Une dense forêt de bambou, en Chine. Soudain, dix petits drones de la taille d’une paume de main s’élèvent dans un bourdonnement.
Ils volent côte à côte dans la même direction, vers une cible quelques dizaines de mètres plus loin, en évitant branches, talus et autres obstacles. A tour de rôle, ils passent dans les étroits espaces entre les tiges de bambou.
Le tout, de façon entièrement autonome, coordonnée, et sur un terrain qu’ils découvrent en temps réel.
L’expérience, menée par des scientifiques de l’université du Zhejiang, évoque une scène de science fiction. Leur étude, publiée mercredi dans la revue Science Robotics, commence d’ailleurs par citer des films comme « Star Wars », « Prometheus » ou encore « Blade Runner 2049 ».
« La capacité de navigation et de coordination d’essaims de drones dans ces films a inspiré de nombreux chercheurs. Ici, nous faisons un pas vers un tel futur », écrivent les auteurs de ces travaux.
Ces engins, conçus spécialement pour l’expérience, sont équipés d’une caméra stéréo, de capteurs et d’un ordinateur embarqué.
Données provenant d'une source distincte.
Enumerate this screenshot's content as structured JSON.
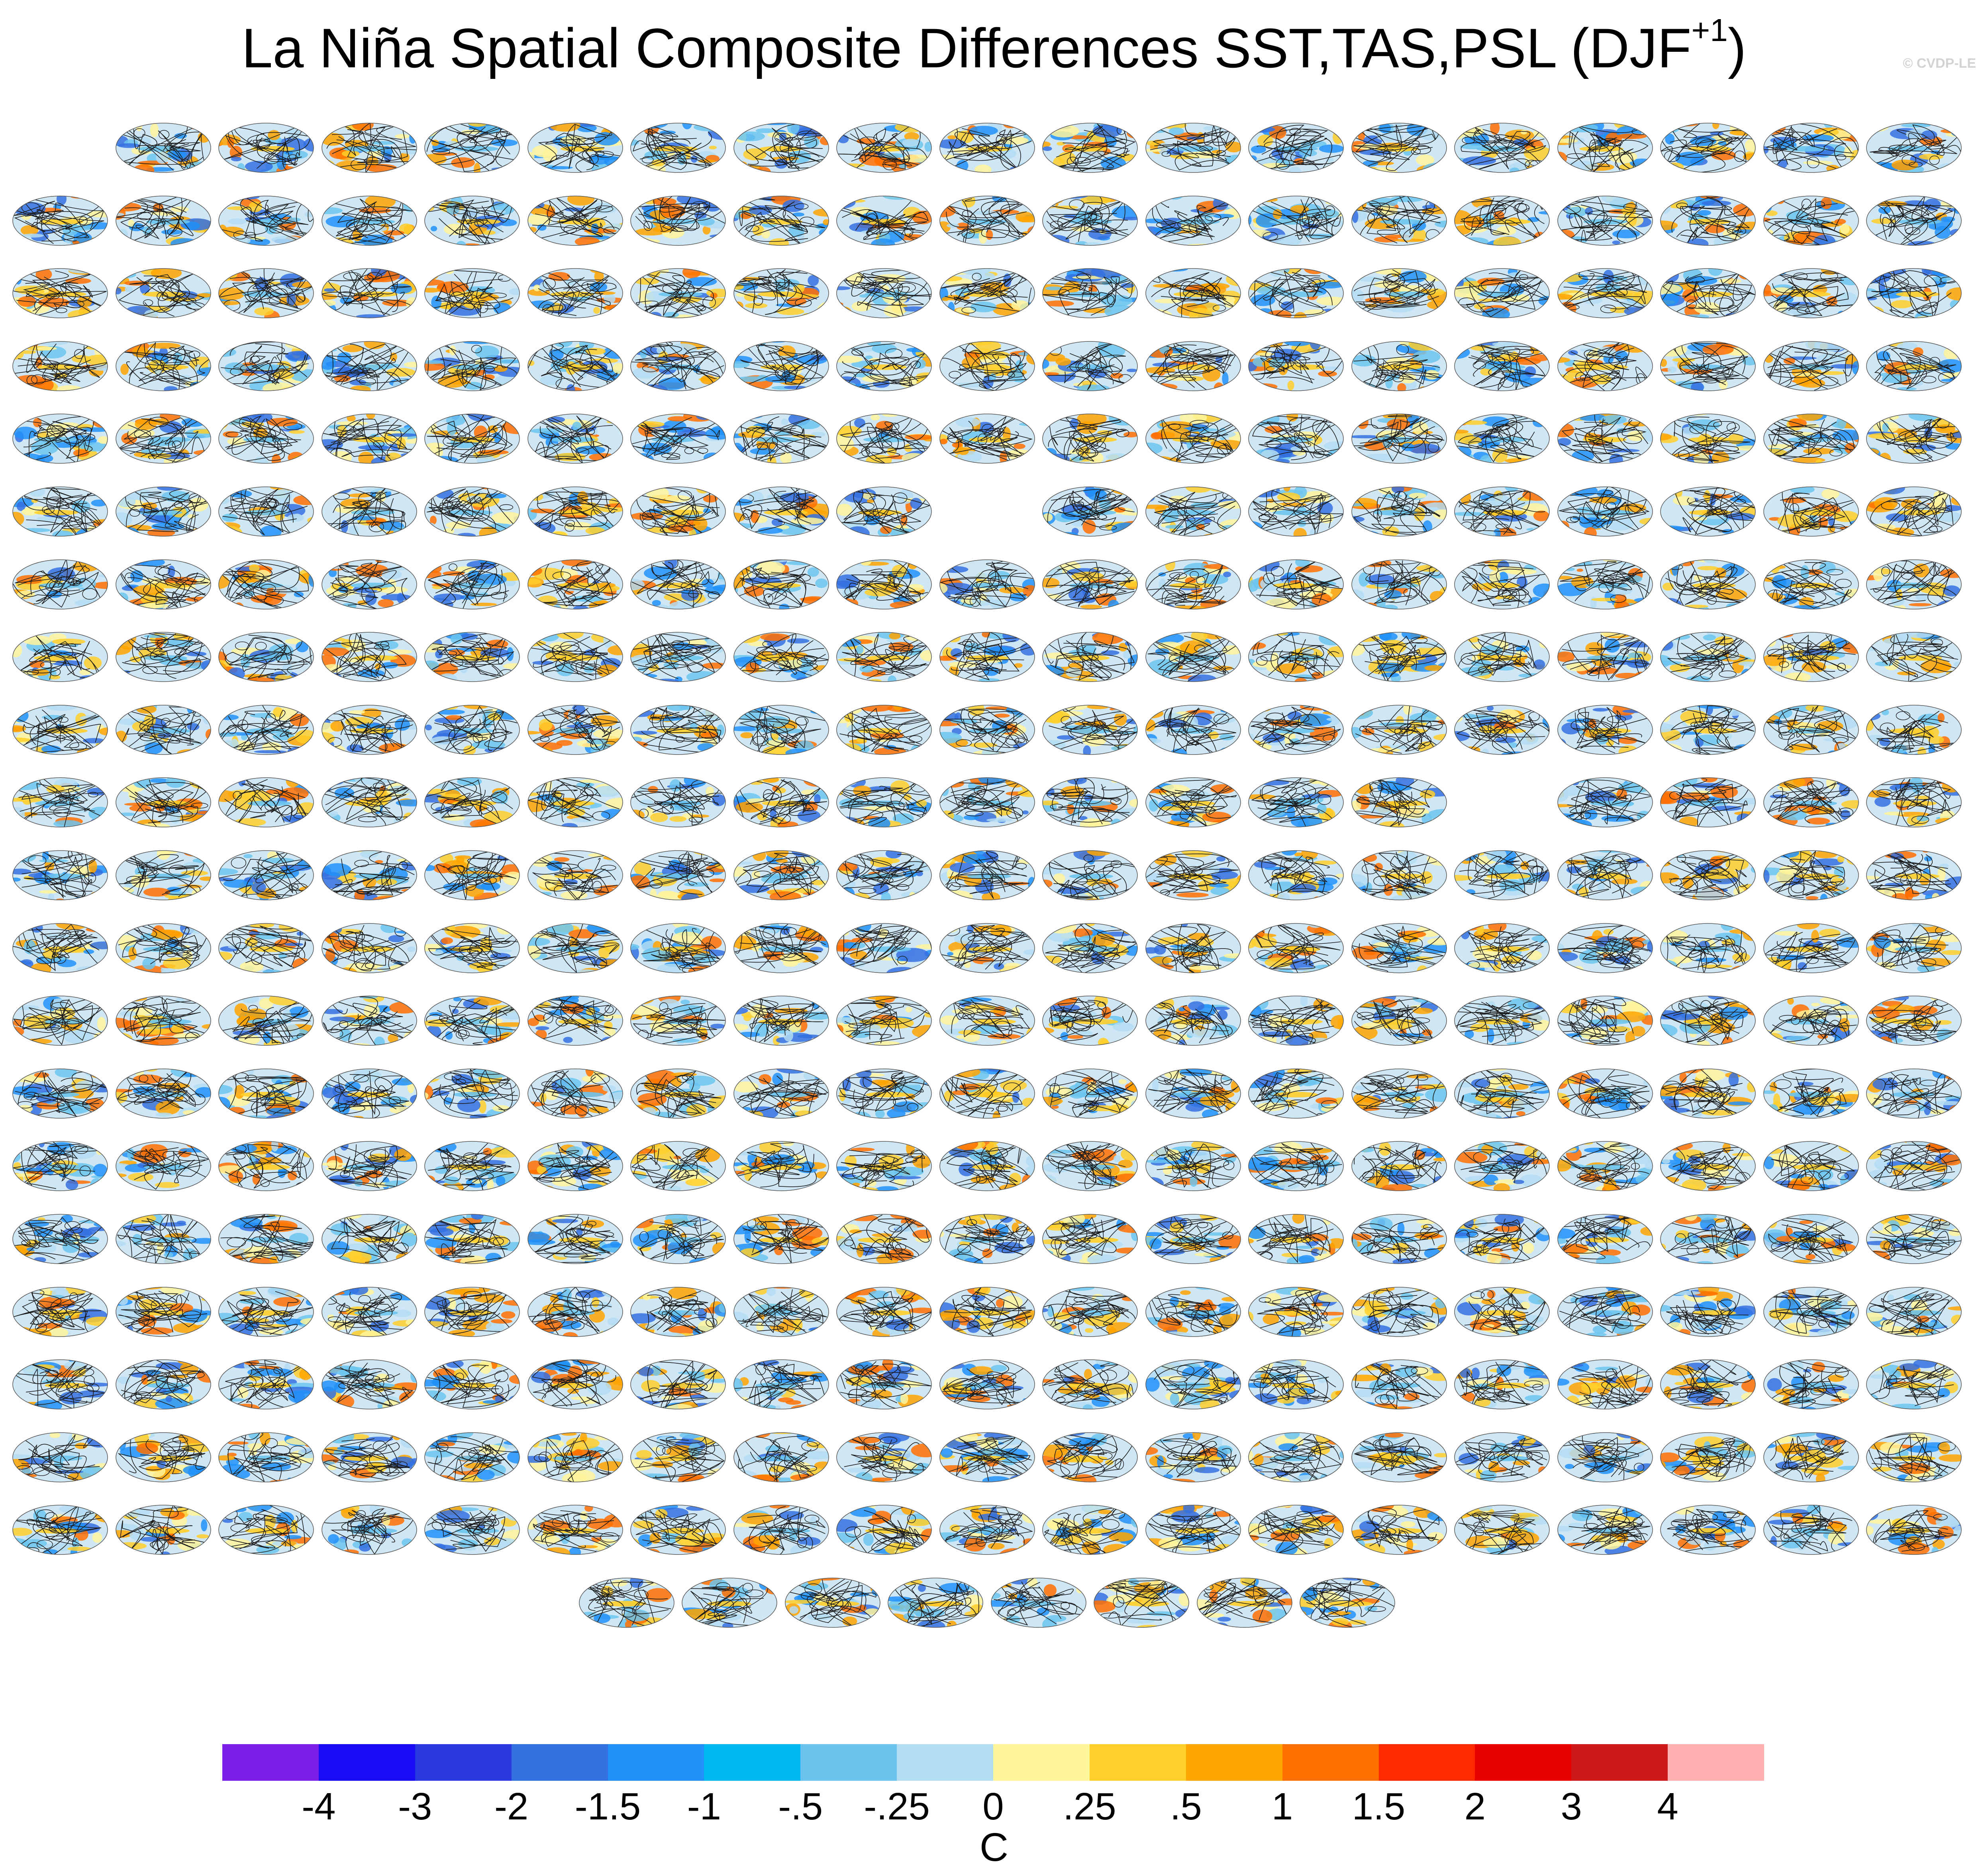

Surtout, un algorithme spécifique a été développé.
Des essaims de drones ont déjà été testés par le passé, mais seulement dans des environnements dégagés ou avec des positions d’obstacles connues à l’avance, a expliqué à l’AFP Enrica Soria, de l’Ecole polytechnique fédérale de Lausanne, qui travaille elle-même sur le sujet depuis plusieurs années.
« C’est la première fois qu’un essaim de drones vole avec succès en extérieur dans un environnement non-structuré, dans la nature », a-t-elle souligné, qualifiant l’expérience d' »impressionnante ».
Ces petits robots volants « peuvent déterminer seuls quel est leur environnement, le cartographier et ensuite planifier leur trajectoire », détaille-t-elle.
– Opérations de secours –
Les applications sont multiples.
Puisque ces drones ne s’appuient sur aucune infrastructure extérieure (comme le GPS), des essaims pourraient être utilisés lors de catastrophes naturelles. Par exemple, après un tremblement de terre, afin de repérer les dégâts et où envoyer les secours. Ou encore dans un bâtiment endommagé où des humains ne peuvent s’aventurer sans danger.
Certes, il est déjà possible d’utiliser des drones individuels dans de tels scénarios. Mais avec des temps d’autonomie de vol très limités, envoyer des essaims permettrait un gain un temps considérable.
Autre possibilité: le transport d’objets lourds ne pouvant être soulevés par un engin seul.
Qu’en est-il des applications militaires?
Les drones sont déjà largement utilisés par l’armée, et le Pentagone a maintes fois dit son intérêt pour de tels essaims, qu’il teste également de son côté.
« La recherche militaire n’est pas partagée avec le reste du monde », relève Enrica Soria. « Il est donc difficile de savoir à quel stade de développement ils en sont. »
Les algorithmes développés par les chercheurs pourraient-ils être utilisés par l’armée? « Cela fait partie des bons et mauvais côtés d’avoir de la science en libre accès », commente-t-elle pudiquement.
– Nuées d’oiseaux –
Les scientifiques chinois ont réalisé plusieurs expériences, dont le vol à travers la forêt de bambou.
Lors d’une autre, les drones ont été forcés à rester en formation. Un troisième test les a fait au contraire voler dans des directions convergentes, avec un humain marchant au milieu de la zone, pour prouver leur capacité à s’éviter entre eux ou une personne en mouvement.
« Notre travail a été inspiré pas les oiseaux, qui volent sans accroc en nuées, même à travers des forêts denses », explique Xin Zhou, auteur principal de l’étude, dans un article de blog. Le modèle des insectes, avec leurs mouvements brusques, a au contraire été évité.
Le défi, dit-il, était de concilier des injonctions contraires: des engins légers et petits, mais des capacités informatiques ultra-performantes, et une trajectoire sûre, sans ajouter de temps de vol…
Quand de tels essaims seront-ils largement utilisés?
« Nous n’en sommes pas si loin », estime Enrica Soria. Des tests sont encore nécessaires dans des environnements ultra-dynamiques, imitant par exemple des villes, où se bousculent véhicules et passants. Des réglementations devront également être adoptées, ce qui prend du temps.
Mais selon elle, « dans les quelques prochaines années, nous pourrons avoir des systèmes très fiables ».